Так как вообще изобразительное искусство есть изображение общего через особенное, то оно располагает лишь двумя возможностями, посредством которых может постигнуть идеи и представить их в действительном и зримом образе. Либо оно предоставляет общему быть обозначенным через особенное, либо особенное, обозначая общее, одновременно есть само
это общее. Первая форма изображения – аллегорическая, вторая – символическая (согласно тем дефинициям, которые по этому вопросу уже были даны ранее).Я здесь еще кое-что добавлю относительно аллегории
вообще и затем буду особо говорить об аллегории в живописи.Аллегорию вообще можно сравнить с общим
языком, который в противоположность отдельным языкам опирается не на произвольные, но на естественные и объективно значимые обозначения. Аллегория есть выражение идей через действительные конкретные образы и поэтому есть язык искусства, в особенности же искусства изобразительного, которое, будучи, по выражению одного древнего поэта, немой поэзией, должно давать представление о своих мыслях как бы в личном их воплощении через образы. Однако строгое понятие аллегории, из которого мы исходим, сводится к тому, что изображаемое обозначает нечто иное, а не само себя, указывает на нечто, что отлично от него.Следует отличать аллегорию как от языка, так и от иероглифа.
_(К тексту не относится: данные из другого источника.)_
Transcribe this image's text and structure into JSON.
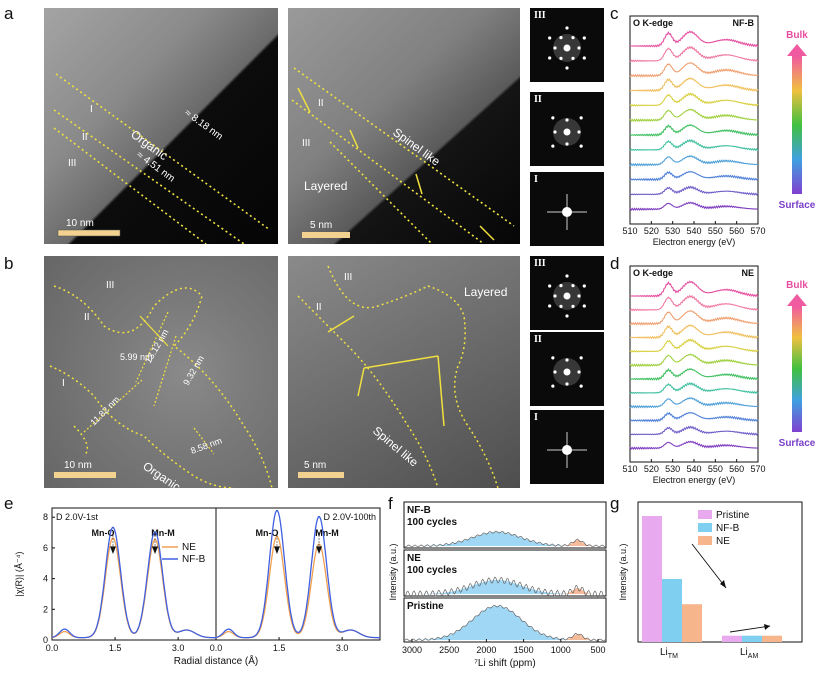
{
  "panels": {
    "a": "a",
    "b": "b",
    "c": "c",
    "d": "d",
    "e": "e",
    "f": "f",
    "g": "g"
  },
  "roman": {
    "i": "I",
    "ii": "II",
    "iii": "III"
  },
  "tem_a1": {
    "organic": "Organic",
    "d1": "≈ 8.18 nm",
    "d2": "≈ 4.51 nm",
    "scale": "10 nm"
  },
  "tem_a2": {
    "spinel": "Spinel like",
    "layered": "Layered",
    "scale": "5 nm"
  },
  "tem_b1": {
    "organic": "Organic",
    "d1": "5.99 nm",
    "d2": "13.12 nm",
    "d3": "9.32 nm",
    "d4": "11.82 nm",
    "d5": "8.58 nm",
    "scale": "10 nm"
  },
  "tem_b2": {
    "spinel": "Spinel like",
    "layered": "Layered",
    "scale": "5 nm"
  },
  "eels": {
    "title": "O K-edge",
    "c_sample": "NF-B",
    "d_sample": "NE",
    "xlabel": "Electron energy (eV)",
    "xticks": [
      "510",
      "520",
      "530",
      "540",
      "550",
      "560",
      "570"
    ],
    "bulk": "Bulk",
    "surface": "Surface"
  },
  "exafs": {
    "left_title": "D 2.0V-1st",
    "right_title": "D 2.0V-100th",
    "mno": "Mn-O",
    "mnm": "Mn-M",
    "ylabel": "|χ(R)| (Å⁻⁴)",
    "xlabel": "Radial distance (Å)",
    "xticks": [
      "0.0",
      "1.5",
      "3.0"
    ],
    "yticks": [
      "0",
      "2",
      "4",
      "6",
      "8"
    ],
    "legend": [
      "NE",
      "NF-B"
    ],
    "colors": {
      "NE": "#f0a050",
      "NF-B": "#4060e0"
    }
  },
  "nmr": {
    "labels": [
      "NF-B",
      "100 cycles",
      "NE",
      "100 cycles",
      "Pristine"
    ],
    "ylabel": "Intensity (a.u.)",
    "xlabel": "⁷Li shift (ppm)",
    "xticks": [
      "3000",
      "2500",
      "2000",
      "1500",
      "1000",
      "500"
    ]
  },
  "bar": {
    "legend": [
      "Pristine",
      "NF-B",
      "NE"
    ],
    "ylabel": "Intensity (a.u.)",
    "cat1": "Li",
    "cat1_sub": "TM",
    "cat2": "Li",
    "cat2_sub": "AM",
    "colors": {
      "Pristine": "#e9a9ee",
      "NF-B": "#7fd0f0",
      "NE": "#f6b58b"
    }
  },
  "chart_data": [
    {
      "type": "line",
      "title": "D 2.0V-1st",
      "xlabel": "Radial distance (Å)",
      "ylabel": "|χ(R)| (Å⁻⁴)",
      "xlim": [
        0,
        3.9
      ],
      "ylim": [
        0,
        8.6
      ],
      "series": [
        {
          "name": "NE",
          "peaks": [
            [
              1.45,
              6.5
            ],
            [
              2.45,
              6.4
            ]
          ]
        },
        {
          "name": "NF-B",
          "peaks": [
            [
              1.45,
              7.2
            ],
            [
              2.45,
              6.9
            ]
          ]
        }
      ]
    },
    {
      "type": "line",
      "title": "D 2.0V-100th",
      "xlabel": "Radial distance (Å)",
      "ylabel": "|χ(R)| (Å⁻⁴)",
      "xlim": [
        0,
        3.9
      ],
      "ylim": [
        0,
        8.6
      ],
      "series": [
        {
          "name": "NE",
          "peaks": [
            [
              1.45,
              6.6
            ],
            [
              2.45,
              6.1
            ]
          ]
        },
        {
          "name": "NF-B",
          "peaks": [
            [
              1.45,
              8.3
            ],
            [
              2.45,
              7.9
            ]
          ]
        }
      ]
    },
    {
      "type": "bar",
      "categories": [
        "LiTM",
        "LiAM"
      ],
      "series": [
        {
          "name": "Pristine",
          "values": [
            1.0,
            0.05
          ]
        },
        {
          "name": "NF-B",
          "values": [
            0.5,
            0.05
          ]
        },
        {
          "name": "NE",
          "values": [
            0.3,
            0.05
          ]
        }
      ]
    }
  ]
}
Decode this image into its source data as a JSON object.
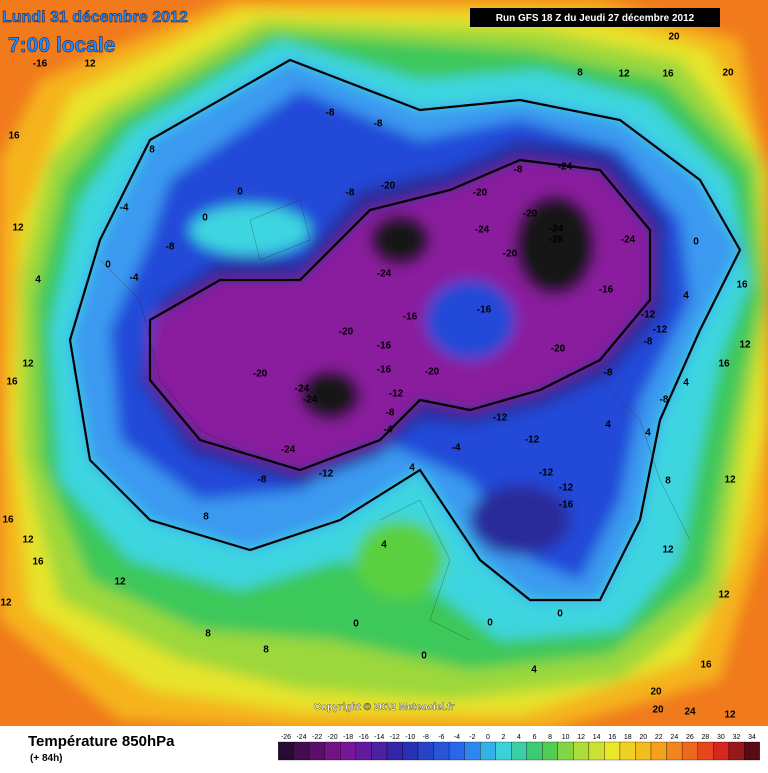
{
  "header": {
    "date": "Lundi 31 décembre 2012",
    "time": "7:00 locale",
    "run": "Run GFS 18 Z du Jeudi 27 décembre 2012"
  },
  "copyright": "Copyright © 2012 Meteociel.fr",
  "footer": {
    "title": "Température 850hPa",
    "lead": "(+ 84h)"
  },
  "legend": {
    "ticks": [
      -26,
      -24,
      -22,
      -20,
      -18,
      -16,
      -14,
      -12,
      -10,
      -8,
      -6,
      -4,
      -2,
      0,
      2,
      4,
      6,
      8,
      10,
      12,
      14,
      16,
      18,
      20,
      22,
      24,
      26,
      28,
      30,
      32,
      34
    ]
  },
  "contour_labels": [
    -8,
    -8,
    -8,
    -20,
    -20,
    -20,
    -24,
    -24,
    -28,
    -24,
    -8,
    -24,
    -20,
    -16,
    -24,
    -16,
    -16,
    -20,
    -16,
    -16,
    -20,
    -20,
    -12,
    -12,
    -8,
    -8,
    -20,
    -24,
    -24,
    -12,
    -8,
    -4,
    -12,
    -12,
    -12,
    -12,
    -16,
    -24,
    -8,
    -12,
    -4,
    4,
    0,
    -4,
    -8,
    -4,
    0,
    0,
    12,
    16,
    -16,
    12,
    8,
    20,
    20,
    12,
    16,
    8,
    0,
    4,
    16,
    12,
    16,
    4,
    12,
    12,
    16,
    20,
    20,
    24,
    12,
    4,
    0,
    0,
    8,
    8,
    12,
    16,
    12,
    16,
    12,
    4,
    16,
    12,
    8,
    4,
    0,
    0,
    8,
    12,
    4,
    4,
    -8
  ]
}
Так как равным образом и иероглифы не только вообще произвольны и не необходимо связаны с сущностным соотношением обозначенного и обозначающего, но, сверх того, скорее объясняются потребностью, чем высшим замыслом, если указывают на красоту самое по себе и для себя, то для иероглифов достаточно, если они указывают на предмет лишь в общих чертах, безразлично, в красивом ли или отталкивающем виде. Напротив, от аллегории требуется, чтобы каждый знак или изображение не только были связаны с предметом аллегорическим образом, но чтобы они были задуманы и выполнены свободно и с целью дать нечто прекрасное. Сама природа аллегорична во всех тех творениях, в которые она не вложила бесконечное понятие их самих как жизненное начало и начало самостоятельности. В таком смысле поистине аллегоричен цветок, окраска которого только указывает на внутреннюю природу или на замысел природы, или, что то же самое, лишь намечает идею. Инстинктивное тяготение к аллегории обнаружилось и в том, что основа всех языков, в особенности у древних народностей, аллегорична. Остановимся только на самом общем соображении: каким образом люди дошли бы до того, чтобы различать в языке предметы по их родам (различие, свойственное всем языкам, за вычетом особо непоэтических) без обладания аллегорическими и как бы наделенными личностью прообразами этих вещей?Если живопись по преимуществу аллегорична, то основание этого лежит в самой ее природе, ибо живопись еще не есть истинно
символическое искусство, и там, где она не возвышается до последнего, как она это делает в высшем своем проявлении, она может только обозначать общее через особенное. Однако с точки зрения аллегории в живописи следует различать два случая: либо аллегория используется лишь как дополнение к картине, во всем остальном исторической, либо же весь замысел и композиция сами по себе аллегоричны. В первом случае всегда имеет место ущербное, если только аллегорические существа, которые сюда привносятся, сами не смогут иметь в картине историческое значение. Если, например, при изображении отдыха во время бегства в Египет, когда Святая Дева покоится с Младенцем под деревом, склонясь к Нему, смотрит на Него и одновременно овевает Его, на ветвях будут изображены ангелы, то они должны рассматриваться здесь действительно как исторические предметы; или, когда на одной картине Альбани137, изображающей похищение Елены, Венера выводит Елену за руку из дома Менелая, а на заднем плане воспроизводятся боги любви, радующиеся этому событию, то и они выступают здесь также в качестве исторических существ. Наоборот, если на картине, изображающей смерть короля нашего времени, на смертном одре которого даже, быть может, разложены регалии, на одной стороне ее стоял бы гений с спущенным факелом, это было бы совершенно плоским использованием аллегории, ибо гения никак нельзя было бы истолковать на данной картине исторически; или когда Пуссен на картине, представляющей брошенного младенца Моисея (в Египте), изображает Нил в образе речного бога, скрывающего свою голову в тростнике, то последнее будет весьма изящной аллегорией, коль скоро этим указывается, что истоки Нила неизвестны; но если, далее, младенец Моисей вкладывается этому речному богу в руки, то такая аллегория уничтожает самый смысл картины, ведь никто при этом не сможет вообразить себе опасности, коль скоро младенец вверен скорее заботам разумного бога, нежели слепой силе бессмысленной стихии.